Şahit olduğum bir enstantane 

Beraber çalışırken beni misafiri kabul ettiği için orada hizmetli olarak çalışan bir bayana yorulduğumuzu ve bize birer tane saf portakal suyu getirmesini söyledi fakat söylerken sanki çok lüks bir şey istiyormuş ayıp oluyor gibi düşünceler ve tavır içerisinde beş saniye sonra

- Bu portakal suyundan oradaki tüm hizmetli arkadaşlarına da ısmarlıyorum hepsine benden birer portakal suyu, dedi.

O hizmetli bayanın mutluluğu ve gözlerinin içinin parıltısı hiç gözümün önünden gitmiyor. 

Benim tanıdığım Bekir ağabeyi, duyduklarım ve şahit olduklarımın bir kısmını Mustafa Cabat’ın da çok değerli katkıları ile yayınlanan kitapta bulacaksınız 
O çok sert ve kararlı görünüşün altında, bir portakal suyunu dahi yalnız içmeyi kendine hak görmeyecek kadar merhametli. Yanında çalışan mahiyetine değer verip onların fikirlerini hiç sıkılmadan ve küçümsemeden dinleyip değerlendirecek kadar mütevazi, kendisine gelen hediyeleri başkasına hediye edecek kadar tok gönüllü, Yemen türküsünü dinleyip te gözleri dolmayanla arkadaşlık yapmam diyecek kadar naif, cüzdanımızın en güzel yerinde kırışmaması için düzgünce sakladığımız parayı spor kıyafetinin cebinden kâğıt parçalarına dahi reva görülmeyecek biçimde cebinde gezdirip lazım olduğunda masaya döküp parçaları alelade birleştirecek kadar paraya önem vermeyen ve o ölçüde haddinden fazla cömert, arkadaşım ve gönüldaşım dediği kimselere sonuna kadar ahde vefa gösteren, onları hiçbir zaman bırakmayan vefa örneği. 

Her şeye rağmen davası ve Müslümanlarla ilgili meselelerde gözünü budaktan sakınmayacak kadar cesur, Afrika ülkelerinden birisine Üstadının ismini koyarak yaptırdığı Necip Fazıl Kısakürek camiinden kimseye bahsetmeyecek kadar riya korkusu sahibi, ümmetin çocuklarının  yetişmesiyle alakalı  kendisini sorumlu sayarak  spor tesislerini onların hizmetine verecek kadar sorumluluk sahibi, önünde hiçbir engel olmamasına rağmen belediye başkanlığını ısrarla bırakacak kadar erdem sahibi. Bir çok şahit olduğum hasletlerini kendisinin memnun olmayacağını bildiğim için saymaktan çekindiğim.

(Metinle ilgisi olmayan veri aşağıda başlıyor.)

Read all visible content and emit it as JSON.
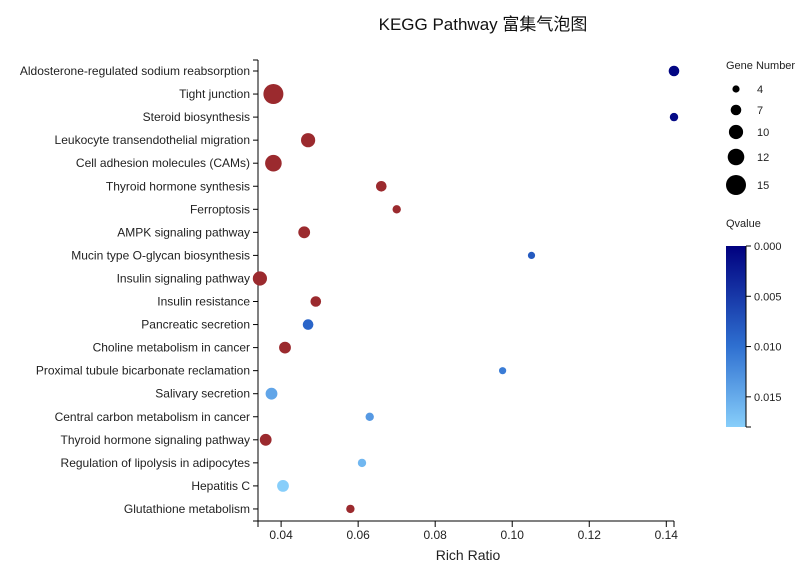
{
  "chart_data": {
    "type": "scatter",
    "title": "KEGG Pathway 富集气泡图",
    "xlabel": "Rich Ratio",
    "xlim": [
      0.034,
      0.142
    ],
    "xticks": [
      0.04,
      0.06,
      0.08,
      0.1,
      0.12,
      0.14
    ],
    "xtick_labels": [
      "0.04",
      "0.06",
      "0.08",
      "0.10",
      "0.12",
      "0.14"
    ],
    "points": [
      {
        "term": "Aldosterone-regulated sodium reabsorption",
        "rich_ratio": 0.142,
        "gene_number": 7,
        "qvalue": 0.0005
      },
      {
        "term": "Tight junction",
        "rich_ratio": 0.038,
        "gene_number": 15,
        "qvalue": 0.045
      },
      {
        "term": "Steroid biosynthesis",
        "rich_ratio": 0.142,
        "gene_number": 5,
        "qvalue": 0.001
      },
      {
        "term": "Leukocyte transendothelial migration",
        "rich_ratio": 0.047,
        "gene_number": 10,
        "qvalue": 0.045
      },
      {
        "term": "Cell adhesion molecules (CAMs)",
        "rich_ratio": 0.038,
        "gene_number": 12,
        "qvalue": 0.045
      },
      {
        "term": "Thyroid hormone synthesis",
        "rich_ratio": 0.066,
        "gene_number": 7,
        "qvalue": 0.045
      },
      {
        "term": "Ferroptosis",
        "rich_ratio": 0.07,
        "gene_number": 5,
        "qvalue": 0.045
      },
      {
        "term": "AMPK signaling pathway",
        "rich_ratio": 0.046,
        "gene_number": 8,
        "qvalue": 0.045
      },
      {
        "term": "Mucin type O-glycan biosynthesis",
        "rich_ratio": 0.105,
        "gene_number": 4,
        "qvalue": 0.008
      },
      {
        "term": "Insulin signaling pathway",
        "rich_ratio": 0.0345,
        "gene_number": 10,
        "qvalue": 0.045
      },
      {
        "term": "Insulin resistance",
        "rich_ratio": 0.049,
        "gene_number": 7,
        "qvalue": 0.045
      },
      {
        "term": "Pancreatic secretion",
        "rich_ratio": 0.047,
        "gene_number": 7,
        "qvalue": 0.009
      },
      {
        "term": "Choline metabolism in cancer",
        "rich_ratio": 0.041,
        "gene_number": 8,
        "qvalue": 0.045
      },
      {
        "term": "Proximal tubule bicarbonate reclamation",
        "rich_ratio": 0.0975,
        "gene_number": 4,
        "qvalue": 0.011
      },
      {
        "term": "Salivary secretion",
        "rich_ratio": 0.0375,
        "gene_number": 8,
        "qvalue": 0.0145
      },
      {
        "term": "Central carbon metabolism in cancer",
        "rich_ratio": 0.063,
        "gene_number": 5,
        "qvalue": 0.0135
      },
      {
        "term": "Thyroid hormone signaling pathway",
        "rich_ratio": 0.036,
        "gene_number": 8,
        "qvalue": 0.045
      },
      {
        "term": "Regulation of lipolysis in adipocytes",
        "rich_ratio": 0.061,
        "gene_number": 5,
        "qvalue": 0.016
      },
      {
        "term": "Hepatitis C",
        "rich_ratio": 0.0405,
        "gene_number": 8,
        "qvalue": 0.018
      },
      {
        "term": "Glutathione metabolism",
        "rich_ratio": 0.058,
        "gene_number": 5,
        "qvalue": 0.045
      }
    ],
    "size_legend": {
      "title": "Gene Number",
      "entries": [
        {
          "label": "4",
          "value": 4
        },
        {
          "label": "7",
          "value": 7
        },
        {
          "label": "10",
          "value": 10
        },
        {
          "label": "12",
          "value": 12
        },
        {
          "label": "15",
          "value": 15
        }
      ]
    },
    "color_legend": {
      "title": "Qvalue",
      "range": [
        0.0,
        0.018
      ],
      "ticks": [
        {
          "label": "0.000",
          "value": 0.0
        },
        {
          "label": "0.005",
          "value": 0.005
        },
        {
          "label": "0.010",
          "value": 0.01
        },
        {
          "label": "0.015",
          "value": 0.015
        }
      ],
      "low_color": "#00007f",
      "mid_color": "#2e6fd0",
      "high_color": "#87cefa",
      "above_range_color": "#9b2a2e"
    },
    "grid": false
  }
}
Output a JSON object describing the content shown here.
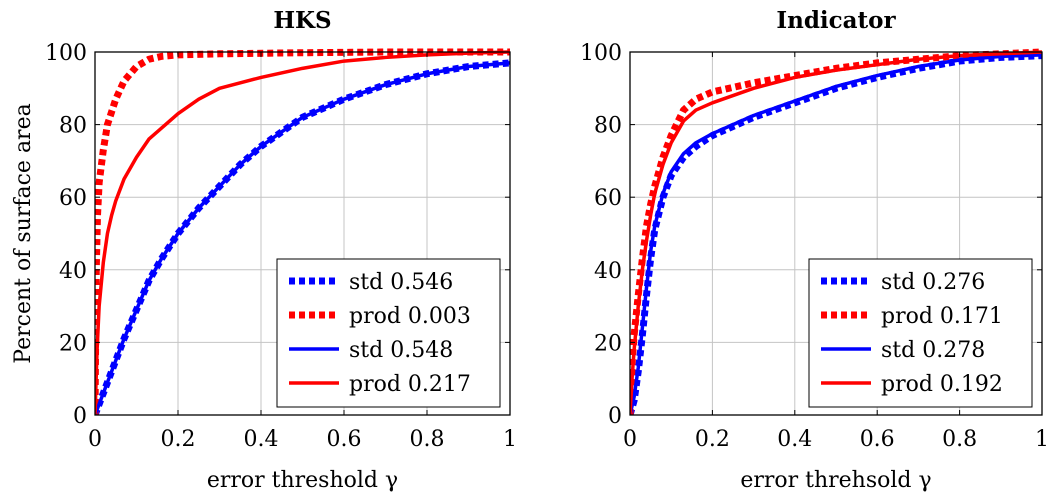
{
  "chart_data": [
    {
      "type": "line",
      "title": "HKS",
      "xlabel": "error threshold γ",
      "ylabel": "Percent of surface area",
      "xlim": [
        0,
        1
      ],
      "ylim": [
        0,
        100
      ],
      "xticks": [
        0,
        0.2,
        0.4,
        0.6,
        0.8,
        1
      ],
      "yticks": [
        0,
        20,
        40,
        60,
        80,
        100
      ],
      "xtick_labels": [
        "0",
        "0.2",
        "0.4",
        "0.6",
        "0.8",
        "1"
      ],
      "ytick_labels": [
        "0",
        "20",
        "40",
        "60",
        "80",
        "100"
      ],
      "grid": true,
      "legend_position": "bottom-right",
      "series": [
        {
          "name": "std 0.546",
          "color": "#0000ff",
          "style": "dotted",
          "x": [
            0,
            0.01,
            0.02,
            0.03,
            0.05,
            0.07,
            0.1,
            0.13,
            0.16,
            0.2,
            0.25,
            0.3,
            0.35,
            0.4,
            0.45,
            0.5,
            0.6,
            0.7,
            0.8,
            0.9,
            1.0
          ],
          "y": [
            0,
            3,
            6,
            9,
            15,
            21,
            29,
            37,
            43,
            50,
            57,
            63,
            69,
            74,
            78,
            82,
            87,
            91,
            94,
            96,
            97
          ]
        },
        {
          "name": "prod 0.003",
          "color": "#ff0000",
          "style": "dotted",
          "x": [
            0,
            0.003,
            0.006,
            0.01,
            0.02,
            0.03,
            0.05,
            0.07,
            0.1,
            0.13,
            0.16,
            0.2,
            0.3,
            0.5,
            0.7,
            1.0
          ],
          "y": [
            0,
            40,
            55,
            64,
            73,
            80,
            87,
            92,
            96,
            98,
            98.8,
            99.2,
            99.5,
            99.8,
            100,
            100
          ]
        },
        {
          "name": "std 0.548",
          "color": "#0000ff",
          "style": "solid",
          "x": [
            0,
            0.01,
            0.02,
            0.03,
            0.05,
            0.07,
            0.1,
            0.13,
            0.16,
            0.2,
            0.25,
            0.3,
            0.35,
            0.4,
            0.45,
            0.5,
            0.6,
            0.7,
            0.8,
            0.9,
            1.0
          ],
          "y": [
            0,
            3,
            6,
            9,
            15,
            21,
            29,
            37,
            43,
            50,
            57,
            63,
            69,
            74,
            78,
            82,
            87,
            91,
            94,
            96,
            97
          ]
        },
        {
          "name": "prod 0.217",
          "color": "#ff0000",
          "style": "solid",
          "x": [
            0,
            0.005,
            0.01,
            0.02,
            0.03,
            0.04,
            0.05,
            0.07,
            0.1,
            0.13,
            0.16,
            0.2,
            0.25,
            0.3,
            0.4,
            0.5,
            0.6,
            0.7,
            0.8,
            0.9,
            1.0
          ],
          "y": [
            0,
            18,
            30,
            42,
            50,
            55,
            59,
            65,
            71,
            76,
            79,
            83,
            87,
            90,
            93,
            95.5,
            97.5,
            98.5,
            99.2,
            99.7,
            100
          ]
        }
      ]
    },
    {
      "type": "line",
      "title": "Indicator",
      "xlabel": "error threhsold γ",
      "ylabel": "",
      "xlim": [
        0,
        1
      ],
      "ylim": [
        0,
        100
      ],
      "xticks": [
        0,
        0.2,
        0.4,
        0.6,
        0.8,
        1
      ],
      "yticks": [
        0,
        20,
        40,
        60,
        80,
        100
      ],
      "xtick_labels": [
        "0",
        "0.2",
        "0.4",
        "0.6",
        "0.8",
        "1"
      ],
      "ytick_labels": [
        "0",
        "20",
        "40",
        "60",
        "80",
        "100"
      ],
      "grid": true,
      "legend_position": "bottom-right",
      "series": [
        {
          "name": "std 0.276",
          "color": "#0000ff",
          "style": "dotted",
          "x": [
            0,
            0.01,
            0.02,
            0.03,
            0.04,
            0.05,
            0.06,
            0.08,
            0.1,
            0.13,
            0.16,
            0.2,
            0.3,
            0.4,
            0.5,
            0.6,
            0.7,
            0.8,
            0.9,
            1.0
          ],
          "y": [
            0,
            4,
            12,
            22,
            33,
            43,
            51,
            60,
            66,
            71,
            74,
            77,
            82,
            86,
            90,
            93,
            95.5,
            97.5,
            98.5,
            99
          ]
        },
        {
          "name": "prod 0.171",
          "color": "#ff0000",
          "style": "dotted",
          "x": [
            0,
            0.005,
            0.01,
            0.02,
            0.03,
            0.04,
            0.05,
            0.06,
            0.08,
            0.1,
            0.13,
            0.16,
            0.2,
            0.3,
            0.4,
            0.5,
            0.6,
            0.7,
            0.8,
            0.9,
            1.0
          ],
          "y": [
            0,
            14,
            22,
            33,
            43,
            52,
            58,
            63,
            71,
            77,
            84,
            87,
            89,
            91.5,
            93.5,
            95.5,
            97,
            98,
            99,
            99.5,
            100
          ]
        },
        {
          "name": "std 0.278",
          "color": "#0000ff",
          "style": "solid",
          "x": [
            0,
            0.01,
            0.02,
            0.03,
            0.04,
            0.05,
            0.06,
            0.08,
            0.1,
            0.13,
            0.16,
            0.2,
            0.3,
            0.4,
            0.5,
            0.6,
            0.7,
            0.8,
            0.9,
            1.0
          ],
          "y": [
            0,
            5,
            13,
            24,
            35,
            45,
            52,
            61,
            67,
            72,
            75,
            77.5,
            82.5,
            86.5,
            90.5,
            93.5,
            96,
            97.8,
            98.8,
            99.2
          ]
        },
        {
          "name": "prod 0.192",
          "color": "#ff0000",
          "style": "solid",
          "x": [
            0,
            0.005,
            0.01,
            0.02,
            0.03,
            0.04,
            0.05,
            0.06,
            0.08,
            0.1,
            0.13,
            0.16,
            0.2,
            0.3,
            0.4,
            0.5,
            0.6,
            0.7,
            0.8,
            0.9,
            1.0
          ],
          "y": [
            0,
            10,
            18,
            30,
            40,
            48,
            55,
            61,
            69,
            75,
            81,
            84,
            86,
            90,
            93,
            95,
            96.5,
            98,
            99,
            99.5,
            100
          ]
        }
      ]
    }
  ]
}
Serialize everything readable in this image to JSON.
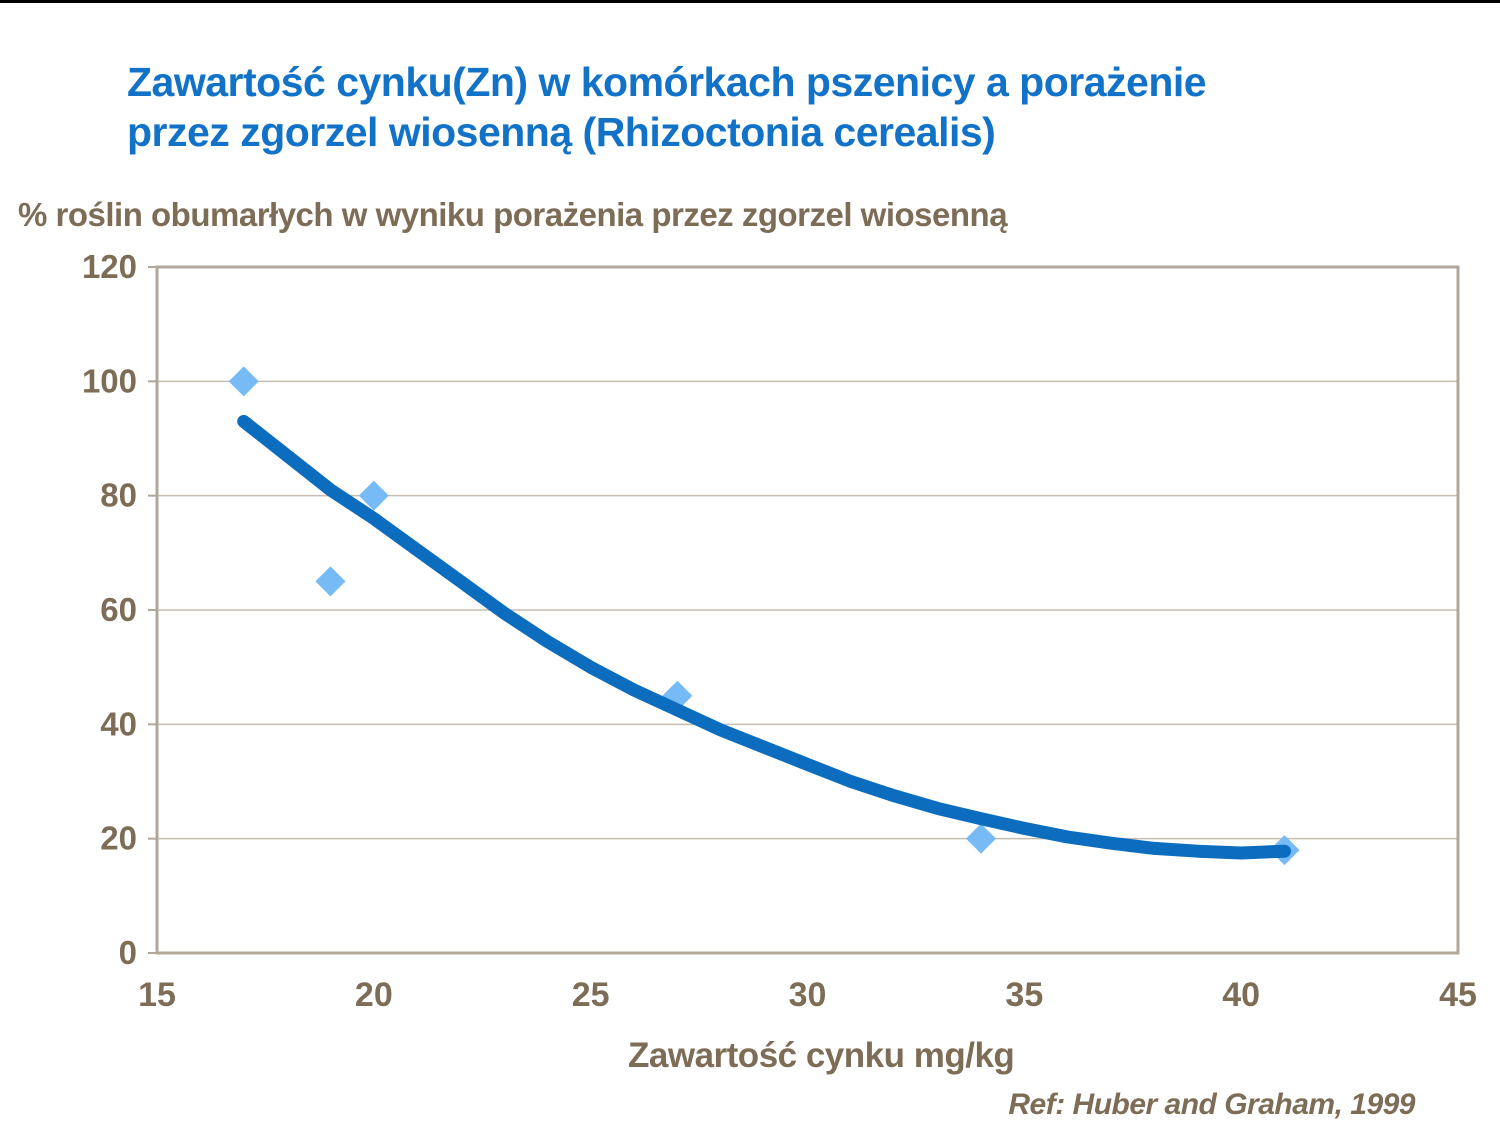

Siz Bekir ağabeyi mi dersiniz, Bekir baba mı dersiniz, baba Bekir mi dersiniz, efsane başkan mı dersiniz, ne derseniz deyin hepsini bir fazlası ile hak eden Ehlisünnet çizgisinden bir gram bile sapmamış ve sapılmaması için mücadele etmiş olan Bekir ağabeyi Kayseri için bir şans olarak görüyorum. Allah’ımız hayırlı uzun ömürler nasip etsin Bekir ağabeyleri çok eylesin. 

Kendimi mensubu saydığım ve Allaha şükrettiğim bu davanın önde giden neferlerinden olan 
Bekir ağabeye 

Bekir YILDIZ’ a ve değerli ailesine selam olsun.